I was attempting to reorganize the bookshelf by my desk the other day, and I came across a TU library publication, Ghosts, Books, and Libraries, from 1982. Dr. Rennard Strickland, who was then the John W. Shleppey Research Professor of Law and History, addressed the University of Tulsa Library Associates during their inaugural meeting in May, opening the event with a speech concerning the value of libraries and the communities they serve. I feel the need to share part of his speech with the TU community, particularly with my colleagues in the English Department, because of Strickland’s apparent appreciation of books—of the written word—and their relationship to the past, present, and unforeseeable future, and their ability to forego time and place and speak to that constant human element within each of us.
I want to begin this talk about books and libraries with a scene from one of my favorite books. Robert Pirsig’s Zen and the Art of Motorcycle Maintenance is the story of a boy and his father traveling across the country. One evening, early in their journey, the father, his young son Chris, and their friend John have stopped at a motel for the night. The father describes their discussion.
“Let’s tell stories . . . ,” Chris says. “Do you know any good ghost stories? All the kids in our cabin [at camp] used to tell ghost stories at night.”

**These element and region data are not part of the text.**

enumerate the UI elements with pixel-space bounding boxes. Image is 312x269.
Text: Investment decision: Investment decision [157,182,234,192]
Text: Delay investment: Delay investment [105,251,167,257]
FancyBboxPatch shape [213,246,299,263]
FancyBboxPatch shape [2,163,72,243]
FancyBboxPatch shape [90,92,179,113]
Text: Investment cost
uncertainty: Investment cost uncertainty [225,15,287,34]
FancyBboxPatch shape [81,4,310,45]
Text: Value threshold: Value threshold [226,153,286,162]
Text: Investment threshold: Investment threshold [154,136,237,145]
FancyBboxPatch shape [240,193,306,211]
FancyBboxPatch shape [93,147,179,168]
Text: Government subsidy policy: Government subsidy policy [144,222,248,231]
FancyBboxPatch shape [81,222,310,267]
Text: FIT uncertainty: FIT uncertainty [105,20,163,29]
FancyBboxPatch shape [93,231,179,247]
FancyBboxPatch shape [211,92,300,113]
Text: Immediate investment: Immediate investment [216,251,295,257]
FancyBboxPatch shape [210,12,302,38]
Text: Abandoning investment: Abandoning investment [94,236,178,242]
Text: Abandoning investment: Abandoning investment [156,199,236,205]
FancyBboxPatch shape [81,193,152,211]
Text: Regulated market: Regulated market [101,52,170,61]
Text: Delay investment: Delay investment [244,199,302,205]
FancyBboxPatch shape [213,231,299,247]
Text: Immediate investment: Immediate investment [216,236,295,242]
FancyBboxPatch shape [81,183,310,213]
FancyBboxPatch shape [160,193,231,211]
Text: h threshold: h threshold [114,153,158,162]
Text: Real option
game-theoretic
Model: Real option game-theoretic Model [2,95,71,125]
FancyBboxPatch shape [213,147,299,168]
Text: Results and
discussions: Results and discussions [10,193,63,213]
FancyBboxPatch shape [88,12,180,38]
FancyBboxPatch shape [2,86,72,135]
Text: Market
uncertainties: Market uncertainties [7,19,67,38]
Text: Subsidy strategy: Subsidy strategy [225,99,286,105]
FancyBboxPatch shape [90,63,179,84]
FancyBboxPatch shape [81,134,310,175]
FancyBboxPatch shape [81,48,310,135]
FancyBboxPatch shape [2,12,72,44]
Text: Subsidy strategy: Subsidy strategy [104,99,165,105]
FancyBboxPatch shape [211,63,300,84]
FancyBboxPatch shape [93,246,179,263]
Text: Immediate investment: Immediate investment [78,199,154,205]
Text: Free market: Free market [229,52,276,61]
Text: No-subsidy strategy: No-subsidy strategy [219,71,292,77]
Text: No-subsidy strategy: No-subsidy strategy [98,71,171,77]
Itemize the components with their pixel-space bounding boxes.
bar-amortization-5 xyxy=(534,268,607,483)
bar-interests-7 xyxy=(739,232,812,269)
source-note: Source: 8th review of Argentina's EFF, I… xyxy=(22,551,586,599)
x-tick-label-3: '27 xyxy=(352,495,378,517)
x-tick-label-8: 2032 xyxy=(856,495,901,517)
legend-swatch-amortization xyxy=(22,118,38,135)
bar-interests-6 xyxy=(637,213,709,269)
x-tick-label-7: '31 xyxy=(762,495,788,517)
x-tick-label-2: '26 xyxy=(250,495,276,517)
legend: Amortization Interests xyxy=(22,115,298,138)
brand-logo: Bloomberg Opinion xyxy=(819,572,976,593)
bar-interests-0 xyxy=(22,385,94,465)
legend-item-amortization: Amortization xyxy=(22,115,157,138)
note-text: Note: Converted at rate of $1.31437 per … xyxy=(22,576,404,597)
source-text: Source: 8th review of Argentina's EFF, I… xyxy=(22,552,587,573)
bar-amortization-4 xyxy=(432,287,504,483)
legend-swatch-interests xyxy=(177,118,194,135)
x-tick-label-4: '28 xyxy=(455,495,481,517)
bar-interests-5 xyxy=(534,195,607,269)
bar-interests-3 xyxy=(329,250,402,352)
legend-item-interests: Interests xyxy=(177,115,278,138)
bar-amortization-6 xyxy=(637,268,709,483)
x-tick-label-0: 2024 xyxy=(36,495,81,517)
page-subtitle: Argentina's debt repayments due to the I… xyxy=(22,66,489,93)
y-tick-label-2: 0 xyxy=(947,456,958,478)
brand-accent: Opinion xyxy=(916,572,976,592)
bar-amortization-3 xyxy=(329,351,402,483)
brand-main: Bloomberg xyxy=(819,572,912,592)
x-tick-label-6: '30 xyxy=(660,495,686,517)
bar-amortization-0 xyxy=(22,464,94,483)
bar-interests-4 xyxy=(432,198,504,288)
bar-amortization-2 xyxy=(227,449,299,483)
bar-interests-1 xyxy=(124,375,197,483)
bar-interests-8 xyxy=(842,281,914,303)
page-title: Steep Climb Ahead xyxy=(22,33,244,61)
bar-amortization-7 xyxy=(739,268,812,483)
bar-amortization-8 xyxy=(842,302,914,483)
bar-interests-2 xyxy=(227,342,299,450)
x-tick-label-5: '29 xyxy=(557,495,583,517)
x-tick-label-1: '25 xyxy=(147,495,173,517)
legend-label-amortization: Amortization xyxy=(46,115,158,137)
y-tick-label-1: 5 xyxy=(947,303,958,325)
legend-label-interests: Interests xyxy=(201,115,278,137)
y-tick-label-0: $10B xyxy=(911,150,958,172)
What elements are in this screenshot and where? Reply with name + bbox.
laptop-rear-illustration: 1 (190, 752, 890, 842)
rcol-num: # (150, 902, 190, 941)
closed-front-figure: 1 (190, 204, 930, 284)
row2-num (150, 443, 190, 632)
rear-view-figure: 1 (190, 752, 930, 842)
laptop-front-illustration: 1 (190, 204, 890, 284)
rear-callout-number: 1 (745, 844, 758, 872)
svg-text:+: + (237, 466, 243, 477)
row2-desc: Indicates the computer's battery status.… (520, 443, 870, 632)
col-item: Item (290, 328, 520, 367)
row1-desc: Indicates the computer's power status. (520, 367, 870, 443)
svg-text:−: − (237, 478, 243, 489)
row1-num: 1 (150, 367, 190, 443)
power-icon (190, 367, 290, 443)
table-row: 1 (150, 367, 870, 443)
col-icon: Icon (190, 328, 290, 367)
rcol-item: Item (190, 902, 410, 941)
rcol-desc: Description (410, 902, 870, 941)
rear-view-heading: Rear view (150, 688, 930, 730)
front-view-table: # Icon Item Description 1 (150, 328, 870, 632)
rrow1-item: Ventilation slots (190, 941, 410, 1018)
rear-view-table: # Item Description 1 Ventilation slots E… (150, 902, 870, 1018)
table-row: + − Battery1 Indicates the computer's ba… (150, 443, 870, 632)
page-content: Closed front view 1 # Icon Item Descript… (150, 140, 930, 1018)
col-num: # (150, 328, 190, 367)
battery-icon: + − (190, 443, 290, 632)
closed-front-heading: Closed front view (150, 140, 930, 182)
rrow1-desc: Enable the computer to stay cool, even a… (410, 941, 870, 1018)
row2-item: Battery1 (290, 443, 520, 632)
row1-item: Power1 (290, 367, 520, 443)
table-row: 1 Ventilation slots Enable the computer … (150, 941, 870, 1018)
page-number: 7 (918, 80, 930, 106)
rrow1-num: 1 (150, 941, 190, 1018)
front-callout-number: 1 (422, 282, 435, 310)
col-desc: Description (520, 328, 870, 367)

After a while he says, “Do you believe in ghosts.”
“No,” I say.
“One of the kids at YMCA camp says he believes in ghosts. . . . Tom White Bear.”
John and I exchange look, suddenly recognizing the same thing.
“Ohhh, Indians!” John says.
I laugh. “I guess I’m going to have to take that back a little,” I say. “I was thinking of European ghosts.”
“What’s the difference?” [Chris asks.] “Tom White Bear said his mother and dad told him not to believe all that stuff [about ghosts]. But he said his grandmother whispered it was true anyway, so he believes it.”
He looks at me pleadingly. He really does want to know things sometimes. Being facetious is not being a very good father. “Sure,” I say, reversing myself, “I believe in ghosts.”
“It’s all a ghost, and in antiquity was so recognized as a ghost, the whole blessed world we live in. It’s run by ghosts. We see what we see because these ghosts show it to us, ghosts of Moses and Christ and the Buddha, and Plato, and Rousseau and Jefferson and Lincoln, on and on and on. . . . Your common sense is nothing more than the voices of thousands and thousands of these ghosts from the past. Ghosts and more ghosts. Ghosts trying to find their place among the living.”
To me, books are ghost visits. They are the collective wisdom and shared experience, the common memory of all mankind. Libraries are the houses in which these ghosts not only live but prosper, where ghosts are nourished, are fed, and are exorcised by readers. And new young ghosts are brought to challenge the ideas of old ones.
There is no better description of the presence of ghosts in a library than Virginia Woolf’s account of the British Museum in her novel Jacob’s Room.
There is in the British Museum an enormous mind. Consider that Plato is there cheek by jowl with Aristotle; and Shakespeare with Marlowe. This great mind is hoarded beyond the power of any single mind to possess it. Nevertheless . . . one can’t help thinking how one might come with a notebook, sit at a desk, and read it all through. . .
Stone lies solid over the British Museum, as bone lies cool over the visions and heat of the brain. Only here the brain is Plato’s brain and Shakespeare’s. . . . Meanwhile, Plato continues his dialogue; in spite of the rain; in spite of the cab whistles; in spite of the woman . . . who has come home drunk and cries all night long, “Let me in! Let me in!”
–From Ghosts, Books, and Libraries, by Dr. Rennard Strickland, who is now Professor Emeritus in the Law Department at the University of Oregon.